Le Bonheur des tristes est une œuvre à part que l’on offre à des gens à part, pas des gensdelettres mais peut-être bien au contraire des gens qui ne parviennent à se comprendre qu’au-delà des mots. On pourrait rattacher ce roman à Batling le Ténébreux de Vialatte et aux 400 coups de Truffaut pour le talent qu’a l’auteur à rendre le sentiment d’espoir et de détresse mêlés de la jeunesse. Mais Le bonheur des tristes est encore autre. Il possède une mystique en plus, quelque chose d’indicible qui nous conduit au tréfonds tourmenté d’une âme pure, au seuil de la folie.

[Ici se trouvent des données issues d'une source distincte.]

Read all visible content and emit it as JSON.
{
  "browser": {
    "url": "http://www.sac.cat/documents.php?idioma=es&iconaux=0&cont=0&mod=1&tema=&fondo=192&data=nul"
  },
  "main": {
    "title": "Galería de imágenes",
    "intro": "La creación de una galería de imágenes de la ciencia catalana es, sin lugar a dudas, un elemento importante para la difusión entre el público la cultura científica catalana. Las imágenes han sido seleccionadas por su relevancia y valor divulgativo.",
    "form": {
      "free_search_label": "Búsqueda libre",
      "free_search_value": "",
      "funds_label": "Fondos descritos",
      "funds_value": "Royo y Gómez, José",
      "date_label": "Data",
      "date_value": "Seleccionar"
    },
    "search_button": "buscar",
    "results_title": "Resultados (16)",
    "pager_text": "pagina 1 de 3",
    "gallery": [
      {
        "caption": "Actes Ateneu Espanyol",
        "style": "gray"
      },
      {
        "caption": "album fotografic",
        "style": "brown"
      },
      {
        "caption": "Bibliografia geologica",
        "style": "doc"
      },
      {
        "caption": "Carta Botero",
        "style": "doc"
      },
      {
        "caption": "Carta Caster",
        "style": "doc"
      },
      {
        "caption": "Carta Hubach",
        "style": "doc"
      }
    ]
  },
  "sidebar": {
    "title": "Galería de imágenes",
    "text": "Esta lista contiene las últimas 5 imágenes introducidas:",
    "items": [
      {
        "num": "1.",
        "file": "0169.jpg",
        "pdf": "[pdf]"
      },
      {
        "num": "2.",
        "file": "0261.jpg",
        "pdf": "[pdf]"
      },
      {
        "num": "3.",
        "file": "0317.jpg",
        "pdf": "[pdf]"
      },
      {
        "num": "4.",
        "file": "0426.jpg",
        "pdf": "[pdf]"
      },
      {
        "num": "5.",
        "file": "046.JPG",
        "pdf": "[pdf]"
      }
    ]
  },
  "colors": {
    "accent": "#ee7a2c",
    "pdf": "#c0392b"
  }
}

Luc Dietrich fut tout au long de sa vie homme perdu car on ne se remet pas d’une enfance en ruines. Pour l’écriture, il aura un parrain en la personne de Lanza del Vasto, drôle d’oiseau lettré, gourou inspiré, fondateur de la communauté de l’Arche et disciple de Gandhi. Del Vasto collaborera également - on sait aujourd’hui que sa place fut plus celle d’un co-auteur que d’un simple lecteur bienveillant - au deuxième roman de Dietrich L’Apprentissage de la ville. Il fut aussi l’accoucheur de René Daumal. C’est d’ailleurs en apprenant la mort de René Daumal que Luc Dietrich subira une crise de démence. Nous sommes en 1944, Dietrich, à moitié-fou, erre. Il est pris dans un bombardement. Il est blessé. La gangrène s’installe. Il meurt en moins trois jours. Il avait à peine 31 ans. Luc Dietrich laisse derrière lui une vie faite de heurts et blessures, de silence, de fureur. Ses deux romans ainsi que son œuvre poétique sont à redécouvrir.